Budapest, June 19 (MTI) – The government considers the successful integration of the country’s savings cooperatives as an important goal, János Lázár, the government office chief, said at a weekly news briefing on Thursday.
Lázár made the comment in response to question concerning Zoltán Spéder, the head of FHB mortgage bank, who is under a criminal investigation and was, according to Sándor Demján, the chairman of the National Savings Cooperative Association (OTSZ), the “spiritual father and driving force” of the controversial 2013 law that put the country’s savings cooperatives under one roof.
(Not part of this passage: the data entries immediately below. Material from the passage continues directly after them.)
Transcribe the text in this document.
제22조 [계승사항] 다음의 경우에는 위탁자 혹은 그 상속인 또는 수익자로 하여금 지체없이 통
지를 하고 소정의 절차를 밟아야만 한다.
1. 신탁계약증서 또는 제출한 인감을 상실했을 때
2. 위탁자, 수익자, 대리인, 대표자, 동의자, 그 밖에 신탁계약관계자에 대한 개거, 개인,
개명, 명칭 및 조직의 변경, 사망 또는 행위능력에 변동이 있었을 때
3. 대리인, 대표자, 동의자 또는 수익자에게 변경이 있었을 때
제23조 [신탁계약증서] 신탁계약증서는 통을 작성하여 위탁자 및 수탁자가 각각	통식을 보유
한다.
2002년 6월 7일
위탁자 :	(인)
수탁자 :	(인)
Demján insisted today that an open letter he had written exposing shortcomings in the oversight of the savings cooperatives had prevented the theft by a “group of parasites” of 70-80 billion forints of assets belonging to 130,000 small shareholders. He noted the 10 billion forints after-tax profit of the cooperatives had nosedived over two years to a loss of 2 billion in 2014. Meanwhile, Takarékbank, the bank overseeing the integrated savings cooperatives, had seen its profit grow from 200 million forints to 3.2 billion.
Parliament recently fast-tracked a law on the oversight of the savings cooperatives after Demján’s open letter claiming that the integration had made the sector loss-making.
In a letter responding to Demján’s concerns posted on the government website, Prime Minister Viktor Orbán said new legislation would place the entire savings cooperative system under the supervision of the National Bank of Hungary and give it the means to “guarantee the secure, legal and transparent operation of the savings cooperatives”.
Meanwhile, independent experts will evaluate the results of the cooperatives’ integration over the past three years and determine where interests were damaged and “where income flowed out”, as well as which decision-makers should be held responsible, Demján said.
Demján said Orbán would decide on management changes and a government commissioner will be named to oversee the accumulation of communal assets.
The 2013 law placed the savings integration beyond the scope of the financial market watchdog and competition authority, allowing the sector to become “a black hole”, Demjan said, noting that he had protested against the savings cooperative act in the name of OTSZ when it was published.
Lázár said he did not want to comment on Spéder’s involvement while the investigation was under way.